Recombinant forms are synthesized using yeast (Saccharomyces cerevisiae) or E. coli expression systems with N-terminal His tags for affinity chromatography . Key production parameters include:
Expression Optimization: Low yields in yeast systems (e.g., 0.1–1.0 mg/mL) necessitate codon optimization or alternative hosts .
Functional Redundancy: Overlapping roles with other CASP-like proteins (e.g., GmCASP-like 1, 8) complicate gene-specific analyses .
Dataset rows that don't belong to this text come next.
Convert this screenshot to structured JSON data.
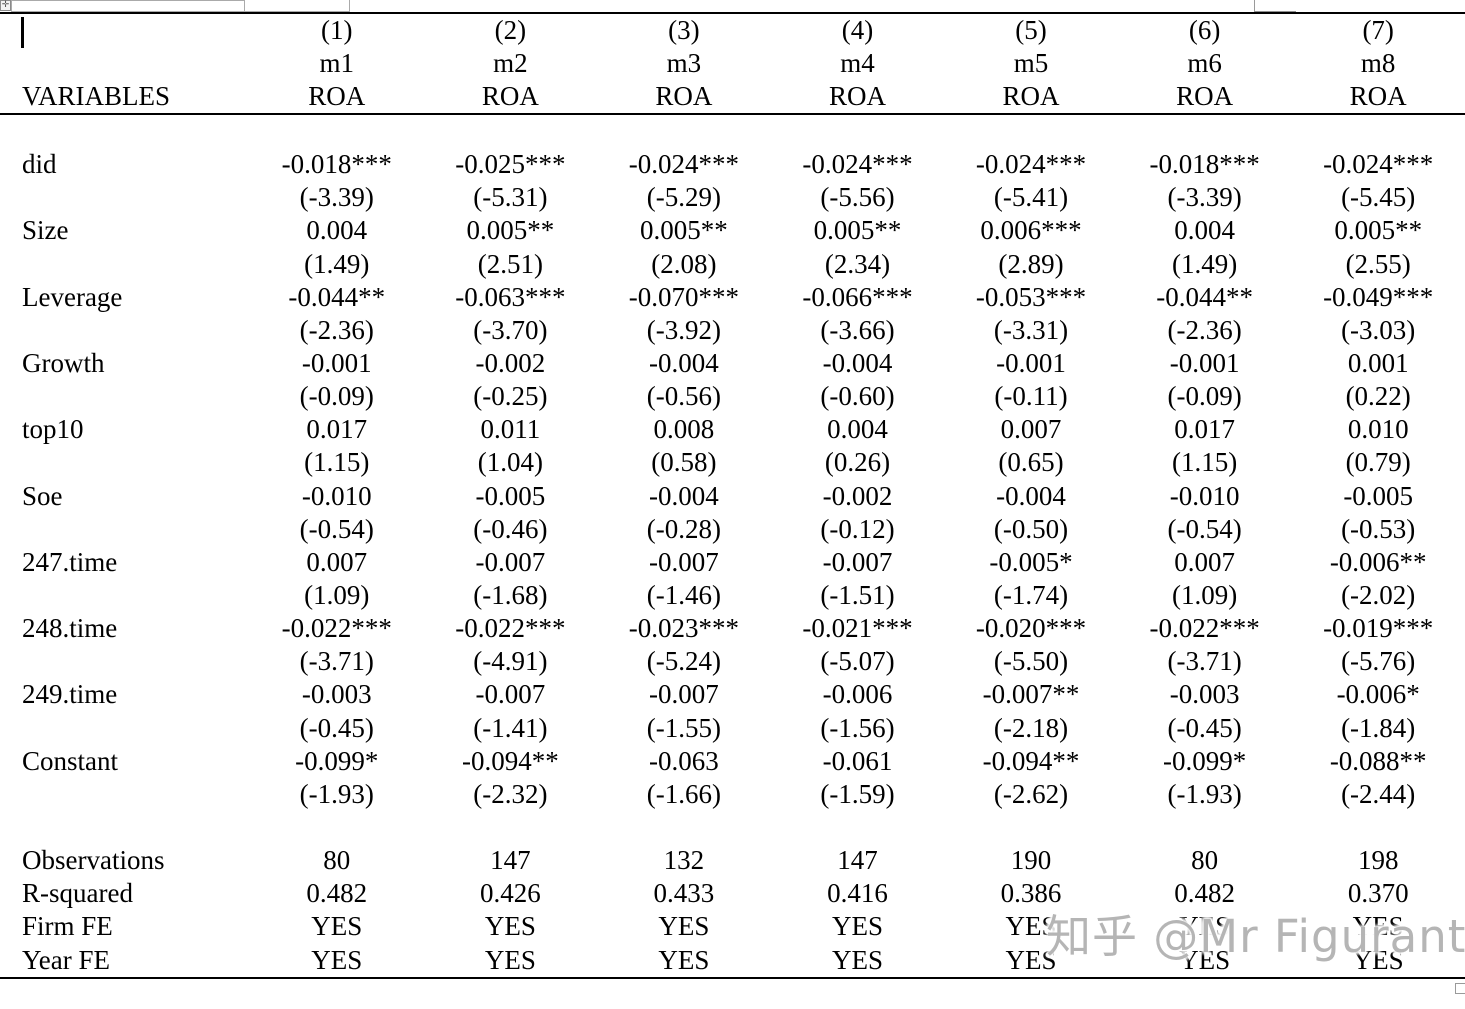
{
  "header": {
    "variables_label": "VARIABLES",
    "columns": [
      {
        "num": "(1)",
        "model": "m1",
        "dep": "ROA"
      },
      {
        "num": "(2)",
        "model": "m2",
        "dep": "ROA"
      },
      {
        "num": "(3)",
        "model": "m3",
        "dep": "ROA"
      },
      {
        "num": "(4)",
        "model": "m4",
        "dep": "ROA"
      },
      {
        "num": "(5)",
        "model": "m5",
        "dep": "ROA"
      },
      {
        "num": "(6)",
        "model": "m6",
        "dep": "ROA"
      },
      {
        "num": "(7)",
        "model": "m8",
        "dep": "ROA"
      }
    ]
  },
  "table": {
    "rows": [
      {
        "kind": "spacer",
        "label": "",
        "cells": [
          "",
          "",
          "",
          "",
          "",
          "",
          ""
        ]
      },
      {
        "kind": "coef",
        "label": "did",
        "cells": [
          "-0.018***",
          "-0.025***",
          "-0.024***",
          "-0.024***",
          "-0.024***",
          "-0.018***",
          "-0.024***"
        ]
      },
      {
        "kind": "tstat",
        "label": "",
        "cells": [
          "(-3.39)",
          "(-5.31)",
          "(-5.29)",
          "(-5.56)",
          "(-5.41)",
          "(-3.39)",
          "(-5.45)"
        ]
      },
      {
        "kind": "coef",
        "label": "Size",
        "cells": [
          "0.004",
          "0.005**",
          "0.005**",
          "0.005**",
          "0.006***",
          "0.004",
          "0.005**"
        ]
      },
      {
        "kind": "tstat",
        "label": "",
        "cells": [
          "(1.49)",
          "(2.51)",
          "(2.08)",
          "(2.34)",
          "(2.89)",
          "(1.49)",
          "(2.55)"
        ]
      },
      {
        "kind": "coef",
        "label": "Leverage",
        "cells": [
          "-0.044**",
          "-0.063***",
          "-0.070***",
          "-0.066***",
          "-0.053***",
          "-0.044**",
          "-0.049***"
        ]
      },
      {
        "kind": "tstat",
        "label": "",
        "cells": [
          "(-2.36)",
          "(-3.70)",
          "(-3.92)",
          "(-3.66)",
          "(-3.31)",
          "(-2.36)",
          "(-3.03)"
        ]
      },
      {
        "kind": "coef",
        "label": "Growth",
        "cells": [
          "-0.001",
          "-0.002",
          "-0.004",
          "-0.004",
          "-0.001",
          "-0.001",
          "0.001"
        ]
      },
      {
        "kind": "tstat",
        "label": "",
        "cells": [
          "(-0.09)",
          "(-0.25)",
          "(-0.56)",
          "(-0.60)",
          "(-0.11)",
          "(-0.09)",
          "(0.22)"
        ]
      },
      {
        "kind": "coef",
        "label": "top10",
        "cells": [
          "0.017",
          "0.011",
          "0.008",
          "0.004",
          "0.007",
          "0.017",
          "0.010"
        ]
      },
      {
        "kind": "tstat",
        "label": "",
        "cells": [
          "(1.15)",
          "(1.04)",
          "(0.58)",
          "(0.26)",
          "(0.65)",
          "(1.15)",
          "(0.79)"
        ]
      },
      {
        "kind": "coef",
        "label": "Soe",
        "cells": [
          "-0.010",
          "-0.005",
          "-0.004",
          "-0.002",
          "-0.004",
          "-0.010",
          "-0.005"
        ]
      },
      {
        "kind": "tstat",
        "label": "",
        "cells": [
          "(-0.54)",
          "(-0.46)",
          "(-0.28)",
          "(-0.12)",
          "(-0.50)",
          "(-0.54)",
          "(-0.53)"
        ]
      },
      {
        "kind": "coef",
        "label": "247.time",
        "cells": [
          "0.007",
          "-0.007",
          "-0.007",
          "-0.007",
          "-0.005*",
          "0.007",
          "-0.006**"
        ]
      },
      {
        "kind": "tstat",
        "label": "",
        "cells": [
          "(1.09)",
          "(-1.68)",
          "(-1.46)",
          "(-1.51)",
          "(-1.74)",
          "(1.09)",
          "(-2.02)"
        ]
      },
      {
        "kind": "coef",
        "label": "248.time",
        "cells": [
          "-0.022***",
          "-0.022***",
          "-0.023***",
          "-0.021***",
          "-0.020***",
          "-0.022***",
          "-0.019***"
        ]
      },
      {
        "kind": "tstat",
        "label": "",
        "cells": [
          "(-3.71)",
          "(-4.91)",
          "(-5.24)",
          "(-5.07)",
          "(-5.50)",
          "(-3.71)",
          "(-5.76)"
        ]
      },
      {
        "kind": "coef",
        "label": "249.time",
        "cells": [
          "-0.003",
          "-0.007",
          "-0.007",
          "-0.006",
          "-0.007**",
          "-0.003",
          "-0.006*"
        ]
      },
      {
        "kind": "tstat",
        "label": "",
        "cells": [
          "(-0.45)",
          "(-1.41)",
          "(-1.55)",
          "(-1.56)",
          "(-2.18)",
          "(-0.45)",
          "(-1.84)"
        ]
      },
      {
        "kind": "coef",
        "label": "Constant",
        "cells": [
          "-0.099*",
          "-0.094**",
          "-0.063",
          "-0.061",
          "-0.094**",
          "-0.099*",
          "-0.088**"
        ]
      },
      {
        "kind": "tstat",
        "label": "",
        "cells": [
          "(-1.93)",
          "(-2.32)",
          "(-1.66)",
          "(-1.59)",
          "(-2.62)",
          "(-1.93)",
          "(-2.44)"
        ]
      },
      {
        "kind": "spacer",
        "label": "",
        "cells": [
          "",
          "",
          "",
          "",
          "",
          "",
          ""
        ]
      },
      {
        "kind": "stat",
        "label": "Observations",
        "cells": [
          "80",
          "147",
          "132",
          "147",
          "190",
          "80",
          "198"
        ]
      },
      {
        "kind": "stat",
        "label": "R-squared",
        "cells": [
          "0.482",
          "0.426",
          "0.433",
          "0.416",
          "0.386",
          "0.482",
          "0.370"
        ]
      },
      {
        "kind": "stat",
        "label": "Firm FE",
        "cells": [
          "YES",
          "YES",
          "YES",
          "YES",
          "YES",
          "YES",
          "YES"
        ]
      },
      {
        "kind": "stat",
        "label": "Year FE",
        "cells": [
          "YES",
          "YES",
          "YES",
          "YES",
          "YES",
          "YES",
          "YES"
        ]
      }
    ]
  },
  "watermark": {
    "text": "知乎 @Mr Figurant",
    "color": "#b5b5b5"
  },
  "artifacts": {
    "move_handle_glyph": "✛"
  }
}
In Vivo Validation: CRISPR/Cas9 knockout studies in soybean are needed to confirm roles in Casparian strip formation .
KEGG: gmx:100776930
UniGene: Gma.36802
Glycine max CASP-like protein 9 belongs to the family of cysteine proteases found in soybeans (Glycine max). These proteins share structural similarities with other CASP (Cysteine ASPartate proteases) family proteins that have been extensively studied in various organisms. While specific information on Glycine max CASP-like protein 9 is limited in the current literature, structural assessment frameworks such as those used in CASP (Critical Assessment of Protein Structure Prediction) competitions provide valuable insights into how these proteins are classified .
The methodology for classifying these proteins typically involves sequence alignment with known proteases, identification of conserved catalytic residues, and structural prediction modeling. Similar to how recombinant human proteins like Galectin-9 are characterized by their functional domains (such as carbohydrate recognition domains) , CASP-like protein 9 would be classified based on its catalytic domains and substrate specificity determinants.
The choice of expression system for recombinant Glycine max CASP-like protein 9 should be guided by considerations of post-translational modifications, protein folding requirements, and intended experimental applications. Based on related protein expression methodologies, several systems warrant consideration:
The expression methodology should include optimization of codon usage for the selected host, inclusion of appropriate purification tags (His-tag or GST-tag), and careful consideration of solubility-enhancing strategies. For functional studies, validation of proper folding through activity assays would be essential, similar to the binding assays conducted for recombinant human Galectin-9 .
Effective purification of recombinant Glycine max CASP-like protein 9 typically employs a multi-step approach to achieve high purity while maintaining protein activity. Drawing from established protein purification methodologies, the following strategy is recommended:
Affinity chromatography using N-terminal or C-terminal tags (His-tag, GST-tag)
Consider immobilized metal affinity chromatography (IMAC) if using His-tagged constructs
Ion exchange chromatography based on the protein's calculated pI
Hydrophobic interaction chromatography to separate based on surface hydrophobicity
Size exclusion chromatography to remove aggregates and achieve final purity
Consider the addition of stabilizing agents during this step to prevent degradation
This approach resembles purification protocols used for other recombinant proteins, such as the CRP protein purification described in relation to CRISPR/Cas systems . For quality assessment, SDS-PAGE analysis combined with Western blotting can confirm purity and identity, while activity assays verify functional integrity post-purification.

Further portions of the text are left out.